Hello again • Joshua Topolsky - shawndumas
http://joshuatopolsky.com/post/123817628197/hello-again
======
dredmorbius
First: Josh ran Vox Media and The Verge, and most recently, Bloomberg's online
media.

This, particularly, stands out::

 _And I’ve been thinking a lot lately about my industry._

 _The reality in media right now is that there is an enormous amount of noise.
There are countless outlets (both old and new) vying for your attention,
desperate not just to capture some audience, but all the audience. And in
doing that, it feels like there’s a tremendous watering down of the quality
and uniqueness of what is being made. Everything looks the same, reads the
same, and seems to be competing for the same eyeballs. In both execution and
content, I find myself increasingly frustrated with the rat race for maximum
audience at any expense. It’s cynical and it’s cyclical — which makes for an
exhausting and frankly boring experience._

 _I think people want something better, something more meaningful. Something a
lot less noisy._

I've been thinking about this a lot as well (check recent HN submissions, and
discussion under the "Media" flair at
[https://dredmorbius.reddit.com](https://dredmorbius.reddit.com)), and also
reviewing some old lectures of Dana (Donella) Meadows.

She makes two points that are key, one pertaining to the importance of media,
the other to changing systems.

First: systems _cannot_ work properly where the data they're fed is
unreliable, and _especialy_ where it is _deliberately_ distorted or falsified.
Which is increasingly happening in media.

Second: the most effective way to change a system _is to change its goals._
And the goal of most media, presently, is _advertising_. Hence the pursuit of
marketshare, the homogeneity of content, the outright gaming and manipulation,
and the lack of incisive, deep, _relevant_ reportage.

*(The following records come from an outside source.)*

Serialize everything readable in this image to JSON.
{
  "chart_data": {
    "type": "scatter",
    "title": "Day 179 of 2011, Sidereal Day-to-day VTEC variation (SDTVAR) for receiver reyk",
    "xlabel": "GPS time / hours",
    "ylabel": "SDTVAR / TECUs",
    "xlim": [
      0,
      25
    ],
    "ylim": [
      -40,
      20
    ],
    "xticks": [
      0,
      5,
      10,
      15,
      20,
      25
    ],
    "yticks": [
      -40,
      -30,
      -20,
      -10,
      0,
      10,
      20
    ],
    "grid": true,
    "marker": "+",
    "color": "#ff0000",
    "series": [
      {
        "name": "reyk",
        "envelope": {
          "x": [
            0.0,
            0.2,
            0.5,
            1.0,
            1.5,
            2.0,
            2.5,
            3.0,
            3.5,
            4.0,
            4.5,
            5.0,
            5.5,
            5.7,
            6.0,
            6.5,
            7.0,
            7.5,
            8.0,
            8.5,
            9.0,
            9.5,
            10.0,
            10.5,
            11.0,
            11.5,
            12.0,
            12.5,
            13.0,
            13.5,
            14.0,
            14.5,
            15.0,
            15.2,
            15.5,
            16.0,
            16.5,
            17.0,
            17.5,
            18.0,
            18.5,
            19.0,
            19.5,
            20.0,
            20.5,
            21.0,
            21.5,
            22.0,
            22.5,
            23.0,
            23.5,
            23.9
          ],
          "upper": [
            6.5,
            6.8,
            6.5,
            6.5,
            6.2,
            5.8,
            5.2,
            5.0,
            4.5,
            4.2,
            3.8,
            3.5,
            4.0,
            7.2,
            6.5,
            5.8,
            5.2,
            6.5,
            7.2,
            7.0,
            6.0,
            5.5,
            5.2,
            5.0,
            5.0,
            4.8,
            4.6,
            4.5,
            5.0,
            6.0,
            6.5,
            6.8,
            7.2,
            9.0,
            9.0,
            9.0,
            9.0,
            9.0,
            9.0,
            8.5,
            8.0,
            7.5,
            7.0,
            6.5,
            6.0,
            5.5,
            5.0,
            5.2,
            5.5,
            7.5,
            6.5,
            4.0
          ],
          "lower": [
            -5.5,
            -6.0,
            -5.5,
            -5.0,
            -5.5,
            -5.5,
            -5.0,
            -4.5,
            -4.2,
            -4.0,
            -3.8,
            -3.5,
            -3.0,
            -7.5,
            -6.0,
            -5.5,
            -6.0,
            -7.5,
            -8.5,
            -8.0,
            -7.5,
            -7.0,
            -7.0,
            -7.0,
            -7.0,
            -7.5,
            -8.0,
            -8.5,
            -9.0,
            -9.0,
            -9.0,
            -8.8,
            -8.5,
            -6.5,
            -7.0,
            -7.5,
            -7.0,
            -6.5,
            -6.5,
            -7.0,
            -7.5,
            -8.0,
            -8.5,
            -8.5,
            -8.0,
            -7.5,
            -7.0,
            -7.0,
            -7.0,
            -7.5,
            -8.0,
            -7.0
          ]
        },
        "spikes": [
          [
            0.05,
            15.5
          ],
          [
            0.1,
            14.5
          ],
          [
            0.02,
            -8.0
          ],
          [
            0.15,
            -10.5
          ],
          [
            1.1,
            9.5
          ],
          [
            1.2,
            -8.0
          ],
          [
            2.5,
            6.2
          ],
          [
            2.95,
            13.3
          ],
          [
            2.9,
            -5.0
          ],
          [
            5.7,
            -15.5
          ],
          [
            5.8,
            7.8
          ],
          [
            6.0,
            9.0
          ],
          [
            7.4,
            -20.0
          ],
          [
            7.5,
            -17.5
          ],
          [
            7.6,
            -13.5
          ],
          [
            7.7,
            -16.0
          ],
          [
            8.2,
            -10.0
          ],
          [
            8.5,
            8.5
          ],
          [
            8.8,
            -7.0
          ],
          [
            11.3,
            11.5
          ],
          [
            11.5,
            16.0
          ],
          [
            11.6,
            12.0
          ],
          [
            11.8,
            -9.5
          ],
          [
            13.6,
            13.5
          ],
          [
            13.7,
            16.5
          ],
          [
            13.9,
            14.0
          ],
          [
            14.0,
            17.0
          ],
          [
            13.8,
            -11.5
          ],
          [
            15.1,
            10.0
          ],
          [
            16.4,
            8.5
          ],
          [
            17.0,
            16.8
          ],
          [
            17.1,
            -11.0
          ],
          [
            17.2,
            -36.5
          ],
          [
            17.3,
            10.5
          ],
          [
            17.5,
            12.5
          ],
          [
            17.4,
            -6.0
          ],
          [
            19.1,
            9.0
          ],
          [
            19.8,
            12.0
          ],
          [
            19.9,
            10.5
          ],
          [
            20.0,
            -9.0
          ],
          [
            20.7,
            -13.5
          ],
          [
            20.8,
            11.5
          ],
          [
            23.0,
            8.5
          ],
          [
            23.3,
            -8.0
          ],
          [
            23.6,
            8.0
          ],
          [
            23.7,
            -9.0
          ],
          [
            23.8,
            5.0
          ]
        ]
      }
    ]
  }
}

Meadows' Twelve Leverage Points addresses this (and other influences) in more
depth.

[https://en.wikipedia.org/wiki/Twelve_leverage_points](https://en.wikipedia.org/wiki/Twelve_leverage_points)

If Tapolsky's going to change that, he's got his work cut out for him. And he
should be starting at the tail end of Dana's list.

------
CmonDev
TL;DR (between the lines): the money was good, performance was good, but the
management was not flexible enough; off to make a next startup (animated
parallax HTML5 pages are to be expected).